SOMERSET COUNTY, New Jersey (WABC) -- Somerset County received a grant to preserve and digitize the stories of former enslaved people in the county's "inventory of assets" books.
The old pages of these inventory books list everything people owned in Somerset County from the past century and a half.
But go through each fragile sheet line by line, you'll find nuggets of hidden history.
"What I didn't know and I think a lot of other people were naive about it is that the inventories kept in our office had a list of all the slaves," said Bernice Jalloh, Somerset County Surrogate.
Jalloh wants their stories to be preserved and told, and soon they will be thanks to a new grant from the New Jersey Council of Humanities.
"We wanted to know what happened to those slaves, where they were when they get freed," Jalloh said.
Jalloh has been following a paper trail of hundreds of slaves, hoping to make their stories available online.
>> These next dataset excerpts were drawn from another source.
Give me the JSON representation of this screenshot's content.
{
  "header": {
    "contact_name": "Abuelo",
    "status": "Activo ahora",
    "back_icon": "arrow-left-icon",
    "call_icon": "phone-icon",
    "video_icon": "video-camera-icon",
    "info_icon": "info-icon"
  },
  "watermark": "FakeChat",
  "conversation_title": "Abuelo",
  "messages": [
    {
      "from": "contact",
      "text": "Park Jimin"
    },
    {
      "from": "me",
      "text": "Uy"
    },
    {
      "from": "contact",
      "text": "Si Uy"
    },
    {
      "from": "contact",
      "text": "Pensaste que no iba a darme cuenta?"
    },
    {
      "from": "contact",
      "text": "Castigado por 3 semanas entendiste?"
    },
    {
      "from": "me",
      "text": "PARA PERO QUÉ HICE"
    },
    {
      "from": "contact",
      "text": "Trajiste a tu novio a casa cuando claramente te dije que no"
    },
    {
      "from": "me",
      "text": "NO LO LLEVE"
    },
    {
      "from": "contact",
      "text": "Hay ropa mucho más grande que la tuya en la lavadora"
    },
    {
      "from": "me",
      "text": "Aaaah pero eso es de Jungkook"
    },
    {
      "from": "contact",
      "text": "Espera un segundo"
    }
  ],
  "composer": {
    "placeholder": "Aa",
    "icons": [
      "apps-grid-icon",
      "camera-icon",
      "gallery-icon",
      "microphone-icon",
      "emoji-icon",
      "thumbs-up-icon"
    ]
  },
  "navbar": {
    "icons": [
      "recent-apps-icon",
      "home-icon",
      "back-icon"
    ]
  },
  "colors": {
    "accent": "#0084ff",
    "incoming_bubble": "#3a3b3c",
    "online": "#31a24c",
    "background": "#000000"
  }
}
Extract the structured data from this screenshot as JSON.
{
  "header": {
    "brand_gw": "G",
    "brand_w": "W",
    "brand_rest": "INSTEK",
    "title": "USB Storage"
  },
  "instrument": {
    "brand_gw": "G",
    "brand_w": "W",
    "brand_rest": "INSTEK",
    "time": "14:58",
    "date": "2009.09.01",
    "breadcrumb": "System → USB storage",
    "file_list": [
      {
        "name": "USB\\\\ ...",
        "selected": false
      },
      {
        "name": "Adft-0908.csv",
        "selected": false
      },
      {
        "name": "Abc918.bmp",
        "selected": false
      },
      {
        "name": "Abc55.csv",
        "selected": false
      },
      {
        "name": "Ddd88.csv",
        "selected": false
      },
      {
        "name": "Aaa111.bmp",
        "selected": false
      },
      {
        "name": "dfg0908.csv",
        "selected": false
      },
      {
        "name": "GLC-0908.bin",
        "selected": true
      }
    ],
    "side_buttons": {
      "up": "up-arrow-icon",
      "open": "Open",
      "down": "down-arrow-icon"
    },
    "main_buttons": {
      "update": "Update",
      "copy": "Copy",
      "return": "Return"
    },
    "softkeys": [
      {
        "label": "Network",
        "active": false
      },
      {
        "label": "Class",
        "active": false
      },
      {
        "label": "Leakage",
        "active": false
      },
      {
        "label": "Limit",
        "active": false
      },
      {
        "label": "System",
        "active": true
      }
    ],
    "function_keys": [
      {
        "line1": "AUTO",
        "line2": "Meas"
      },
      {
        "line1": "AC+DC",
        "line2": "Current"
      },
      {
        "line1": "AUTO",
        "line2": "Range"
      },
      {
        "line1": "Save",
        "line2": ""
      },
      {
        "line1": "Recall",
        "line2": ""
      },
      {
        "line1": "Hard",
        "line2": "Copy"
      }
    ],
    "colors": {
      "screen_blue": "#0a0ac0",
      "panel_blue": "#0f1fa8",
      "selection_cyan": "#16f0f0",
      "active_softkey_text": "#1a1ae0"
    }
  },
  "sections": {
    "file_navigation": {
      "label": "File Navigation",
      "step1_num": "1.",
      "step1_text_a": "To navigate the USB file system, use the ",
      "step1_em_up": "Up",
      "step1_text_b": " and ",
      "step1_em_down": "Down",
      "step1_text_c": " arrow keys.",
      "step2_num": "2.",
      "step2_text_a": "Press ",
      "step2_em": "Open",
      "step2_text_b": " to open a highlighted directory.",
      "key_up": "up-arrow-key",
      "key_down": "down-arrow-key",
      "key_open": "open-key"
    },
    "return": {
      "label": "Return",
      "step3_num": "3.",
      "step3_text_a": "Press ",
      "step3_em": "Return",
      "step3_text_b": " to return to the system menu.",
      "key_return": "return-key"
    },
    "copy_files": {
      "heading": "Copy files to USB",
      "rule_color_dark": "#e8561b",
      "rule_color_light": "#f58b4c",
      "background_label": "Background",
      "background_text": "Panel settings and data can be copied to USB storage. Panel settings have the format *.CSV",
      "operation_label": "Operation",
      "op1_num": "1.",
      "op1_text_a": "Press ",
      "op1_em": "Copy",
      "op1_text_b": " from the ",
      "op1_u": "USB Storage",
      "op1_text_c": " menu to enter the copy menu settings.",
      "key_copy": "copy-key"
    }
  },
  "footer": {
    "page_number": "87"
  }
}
She says so often, African Americans have been unable to trace their histories since records of Blacks weren't systematically kept.
Joy Anderson-Manning is helping with the project, which unearthed some of her family history.
"We didn't relate slaves to New Jersey," she said. "We related slaves to the South."
These books helped her draw the connection between her children and a former slave named Jack Field.
Many of his descendants were buried at New Cemetery in Somerville.
"We are finding out who we are and we are celebrating our contributions," Anderson-Manning said.
As the county prepares to celebrate its annual Juneteenth event on Wednesday evening, Jalloh wants people in New Jersey to be aware of their own history.
"A lot of people do not know that the slaves in New Jersey were not free until 1866, six months after the ones in Galveston, Texas," she said.
As the first African American woman to be Surrogate in Somerset County, bringing these records to light is personal for Jalloh.
"Our stories are not always told the way they should be told and told by us," she said.